Depuis les premières civilisations, l’homme a commercé des denrées, des marchandises ou des animaux domestiques. Commercer, c’est échanger, et échanger, c’est évaluer et mesurer. La métrologie (science de la mesure) s’est donc imposée comme indispensable à la vie en société. Les hommes ont élaboré différents systèmes de mesure pour quantifier les transactions commerciales. Or, mesurer, c’est déterminer un nombre par rapport à un étalon. Étendus aux unités de base de la physique, les étalons des grandeurs telles la masse, la longueur et le temps ont constitué un système d’unités qui a beaucoup évolué en fonction du développement des connaissances scientifiques. Dès les premiers progrès liés à la connaissance de la nature, écrite en langage mathématique comme l’affirmait Galilée, la recherche de cohérence et d’universalité des étalons des unités de base s’est révélée indispensable.

 

Mètre de l’ordre !

Il y avait au XVIIIe siècle beaucoup de désordre et d’incohérences dans le système des poids et mesure en France. Selon les endroits, le pied, la livre, la toise, l’aune, le boisseau, la pinte, l’arpent n’avaient pas la même valeur ; en outre, les systèmes de numération étaient différents. L’aune et la toise étaient incommensurables. Les mesures de volume n’avaient aucun lien avec celles de longueur. Or le commerce, l’industrie, les sciences se développaient ; il devenait indispensable de parler le même langage partout. Pour cela, les scientifiques étudièrent un système d’unités basé sur des caractéristiques objectives et universelles, dépendant de la planète, que l’on découvrait de plus en plus et que l’on essayait de mesurer. Ainsi, à la fin du XVIIe siècle, les lois naturelles (physiques) définissaient les premiers étalons de mesure. Pour les distances, on hésitait entre la longueur d’un arc tracé sur la Terre et celle d’un pendule battant à une fréquence donnée en un lieu bien défini (car depuis 1673 les scientifiques savaient que la Terre n’était pas parfaitement sphérique). Dès 1669, l’abbé Picard énonça l’idée d’un référent naturel aux unités de longueur et suggéra d’utiliser à cette fin la longueur du pendule battant la seconde. Il fallait que la longueur de la toise fût rattachée à la nature et, de ce fait, réputée universelle et invariable. La même année, l’Académie des sciences chargeait l’abbé et astronome de mesurer un arc de méridien terrestre par triangulation, mesure qu’il effectua en 1671. Jean-Felix Picard fit le choix de la longueur du pendule simple battant la seconde (soit l’équivalent de 36 pouces et 8,5 lignes, dont le tiers est le pied universel).

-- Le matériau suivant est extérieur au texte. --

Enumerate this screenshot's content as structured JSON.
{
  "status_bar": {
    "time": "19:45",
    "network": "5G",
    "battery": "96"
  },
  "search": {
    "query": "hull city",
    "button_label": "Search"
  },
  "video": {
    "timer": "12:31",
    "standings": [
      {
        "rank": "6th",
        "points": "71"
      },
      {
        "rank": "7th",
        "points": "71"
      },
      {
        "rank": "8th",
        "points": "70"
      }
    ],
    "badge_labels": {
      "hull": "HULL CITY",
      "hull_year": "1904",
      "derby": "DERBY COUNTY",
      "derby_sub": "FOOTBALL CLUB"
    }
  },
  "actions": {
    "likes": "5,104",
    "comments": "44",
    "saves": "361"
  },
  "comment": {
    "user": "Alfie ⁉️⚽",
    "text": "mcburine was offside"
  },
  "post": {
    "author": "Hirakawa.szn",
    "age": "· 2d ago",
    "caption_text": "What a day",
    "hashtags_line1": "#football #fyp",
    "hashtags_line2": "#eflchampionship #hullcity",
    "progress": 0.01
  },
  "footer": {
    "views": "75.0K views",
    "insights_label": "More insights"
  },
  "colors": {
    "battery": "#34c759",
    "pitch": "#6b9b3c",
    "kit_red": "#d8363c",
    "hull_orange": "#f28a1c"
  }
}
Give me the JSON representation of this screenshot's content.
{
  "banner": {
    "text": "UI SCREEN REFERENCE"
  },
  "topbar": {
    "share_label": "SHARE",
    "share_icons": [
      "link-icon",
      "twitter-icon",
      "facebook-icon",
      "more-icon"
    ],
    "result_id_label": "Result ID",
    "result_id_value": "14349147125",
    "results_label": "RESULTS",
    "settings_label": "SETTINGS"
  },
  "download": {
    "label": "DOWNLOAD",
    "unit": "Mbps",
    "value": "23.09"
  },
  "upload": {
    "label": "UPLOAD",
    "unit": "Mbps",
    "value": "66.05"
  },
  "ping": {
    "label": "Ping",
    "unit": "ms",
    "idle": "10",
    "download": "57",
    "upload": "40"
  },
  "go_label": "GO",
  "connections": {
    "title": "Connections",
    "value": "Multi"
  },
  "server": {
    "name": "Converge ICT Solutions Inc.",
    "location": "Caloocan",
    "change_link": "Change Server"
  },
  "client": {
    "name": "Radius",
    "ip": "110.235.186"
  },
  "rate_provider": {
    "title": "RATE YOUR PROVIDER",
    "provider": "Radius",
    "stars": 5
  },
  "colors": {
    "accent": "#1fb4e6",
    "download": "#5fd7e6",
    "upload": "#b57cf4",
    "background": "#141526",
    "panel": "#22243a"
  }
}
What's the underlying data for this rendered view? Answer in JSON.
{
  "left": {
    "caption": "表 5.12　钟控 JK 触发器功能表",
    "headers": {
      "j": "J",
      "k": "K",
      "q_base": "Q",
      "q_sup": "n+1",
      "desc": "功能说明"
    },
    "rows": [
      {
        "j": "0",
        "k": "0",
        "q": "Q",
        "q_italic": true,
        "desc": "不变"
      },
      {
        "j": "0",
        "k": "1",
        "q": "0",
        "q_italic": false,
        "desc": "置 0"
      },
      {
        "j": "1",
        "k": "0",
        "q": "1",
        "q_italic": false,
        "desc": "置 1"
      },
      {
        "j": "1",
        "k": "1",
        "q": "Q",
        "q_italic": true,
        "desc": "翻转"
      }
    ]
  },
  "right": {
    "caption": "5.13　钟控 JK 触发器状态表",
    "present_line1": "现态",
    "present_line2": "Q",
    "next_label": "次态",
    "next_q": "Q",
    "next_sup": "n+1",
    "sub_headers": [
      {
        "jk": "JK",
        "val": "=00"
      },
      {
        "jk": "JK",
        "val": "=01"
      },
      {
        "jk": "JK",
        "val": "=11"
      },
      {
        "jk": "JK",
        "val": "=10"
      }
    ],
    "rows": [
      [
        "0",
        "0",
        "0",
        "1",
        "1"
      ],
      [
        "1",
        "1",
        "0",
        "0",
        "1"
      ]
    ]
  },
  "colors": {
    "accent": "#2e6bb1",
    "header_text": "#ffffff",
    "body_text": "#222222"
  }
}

Deux ans après, Tito Livio Burattini appelle metro cattolico cette longueur. Au cours du XVIIIe siècle, plusieurs expéditions de savants académiciens, dont certaines aventureuses, mesurèrent la longueur d’un arc de méridien par triangulation à partir de cette référence du pendule (en Laponie avec l’expédition de Pierre Louis Moreau de Maupertuis et au Pérou avec Charles Marie de La Condamine, Pierre Bouguer et Louis Godin).

 

Les premières réformes

En 1774, Turgot propose la place d’inspecteur des monnaies à Nicolas de Condorcet. Le contrôleur général des finances de Louis XVI souhaite que le jeune mathématicien s’attaque au problème crucial de l’unification des poids et mesures. Leur multiplicité est un obstacle bien établi au commerce, au développement scientifique et à la communication. Condorcet a le projet d’imposer pour la première fois un véritable système de mesure unificateur. Des courriers sont envoyés partout en France pour avoir les dérails sur les mesures spécifiques à chaque province.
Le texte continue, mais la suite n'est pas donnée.